Quel statut occupent les marionnettes ou poupées d’adolescent·e·s présentes sur scène au début du spectacle ?

D’abord, ce sont des corps immobiles et muets. Pour moi, le mutisme s’interprète non pas comme une soumission, mais comme un refus, un rejet : d’une famille, d’une société, d’une condition. Ces adolescent·e·s à la fois présent·e·s et absent·e·s font caisse de résonance d’une souffrance partagée. Le drame du protagoniste est autant individuel et intime que sociétal et politique. Il mène un combat contre le scénario sociologique qu’il doit jouer de force, qui lui est imposé : un scénario normatif oppressant qui est en fait la structure invisibilisée et naturalisée du capitalisme néolibéral.

Ce qui m’intéresse, c’est de voir la structure familiale telle que nous la connaissons dans la culture occidentale comme le berceau des dominations, l’endroit où vont se construire intimement, dans notre chair, les rapports de domination. Certes, chez l’adolescent·e, les changements hormonaux génèrent une sensibilité exacerbée, mais expliquer la crise d’adolescence comme relevant seulement de l’intime et du biologique fait partie des différentes modalités d’enfumage politique pour éviter le sujet central, qui est ce scénario, violent et désorientant, imposé aux enfants tout au long de leur éducation pour qu’ils rentrent dans le rang.

 

Quel a été le rôle de votre pratique de la marionnette dans le processus de création ?

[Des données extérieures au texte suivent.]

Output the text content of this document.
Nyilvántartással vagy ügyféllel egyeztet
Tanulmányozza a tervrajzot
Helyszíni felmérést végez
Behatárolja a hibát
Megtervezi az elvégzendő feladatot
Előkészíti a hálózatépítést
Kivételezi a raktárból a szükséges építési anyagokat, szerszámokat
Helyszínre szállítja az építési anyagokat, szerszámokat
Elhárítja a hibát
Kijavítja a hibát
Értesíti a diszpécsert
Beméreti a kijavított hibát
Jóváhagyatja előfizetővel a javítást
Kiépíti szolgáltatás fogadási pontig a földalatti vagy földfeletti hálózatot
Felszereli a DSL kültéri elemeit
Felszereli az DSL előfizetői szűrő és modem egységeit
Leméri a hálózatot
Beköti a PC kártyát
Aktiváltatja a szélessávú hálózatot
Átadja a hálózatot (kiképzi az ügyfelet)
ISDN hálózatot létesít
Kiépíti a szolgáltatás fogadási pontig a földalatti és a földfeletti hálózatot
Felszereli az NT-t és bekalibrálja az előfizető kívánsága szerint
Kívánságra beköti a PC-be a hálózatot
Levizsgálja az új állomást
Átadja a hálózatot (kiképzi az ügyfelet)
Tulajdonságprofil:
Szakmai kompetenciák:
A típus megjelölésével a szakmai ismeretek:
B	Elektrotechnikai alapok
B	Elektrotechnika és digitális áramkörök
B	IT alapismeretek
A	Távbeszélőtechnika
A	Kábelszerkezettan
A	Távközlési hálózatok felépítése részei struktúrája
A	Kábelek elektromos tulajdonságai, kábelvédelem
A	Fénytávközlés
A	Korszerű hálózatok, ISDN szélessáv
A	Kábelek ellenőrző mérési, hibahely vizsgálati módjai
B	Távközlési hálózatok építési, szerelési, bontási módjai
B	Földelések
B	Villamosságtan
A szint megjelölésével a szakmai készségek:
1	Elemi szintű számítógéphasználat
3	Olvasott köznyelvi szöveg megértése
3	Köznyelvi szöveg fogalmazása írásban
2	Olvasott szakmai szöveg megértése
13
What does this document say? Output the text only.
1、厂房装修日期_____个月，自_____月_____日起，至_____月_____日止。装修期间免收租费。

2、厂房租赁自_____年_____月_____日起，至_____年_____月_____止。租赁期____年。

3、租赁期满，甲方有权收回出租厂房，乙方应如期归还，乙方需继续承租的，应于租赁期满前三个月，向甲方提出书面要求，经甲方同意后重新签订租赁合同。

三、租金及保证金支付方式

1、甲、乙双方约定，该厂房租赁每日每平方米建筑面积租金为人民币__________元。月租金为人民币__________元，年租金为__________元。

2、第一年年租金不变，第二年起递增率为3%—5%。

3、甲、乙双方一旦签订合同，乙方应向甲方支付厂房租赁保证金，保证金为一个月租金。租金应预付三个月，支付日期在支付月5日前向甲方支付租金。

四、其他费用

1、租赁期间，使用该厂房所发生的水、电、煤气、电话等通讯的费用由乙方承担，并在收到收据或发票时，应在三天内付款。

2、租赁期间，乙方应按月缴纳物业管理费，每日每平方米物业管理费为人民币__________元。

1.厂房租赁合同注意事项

D’un point de vue technique, le langage formel à l’œuvre dans L’étang en est un de dissociation entre voix, visage et corps, c’est-à-dire que l’expression de la voix, celle du visage et celle du corps peuvent respectivement traduire une intention de jeu différente. L’interprète peut aussi endosser plusieurs voix, elles aussi dissociées du visage et du corps. Adèle Haenel s’est beaucoup entraînée à ce langage presque orchestral et le maîtrise aujourd’hui avec virtuosité : on a la sensation qu’elle est traversée par différents personnages, qu’elle est « parlée par ».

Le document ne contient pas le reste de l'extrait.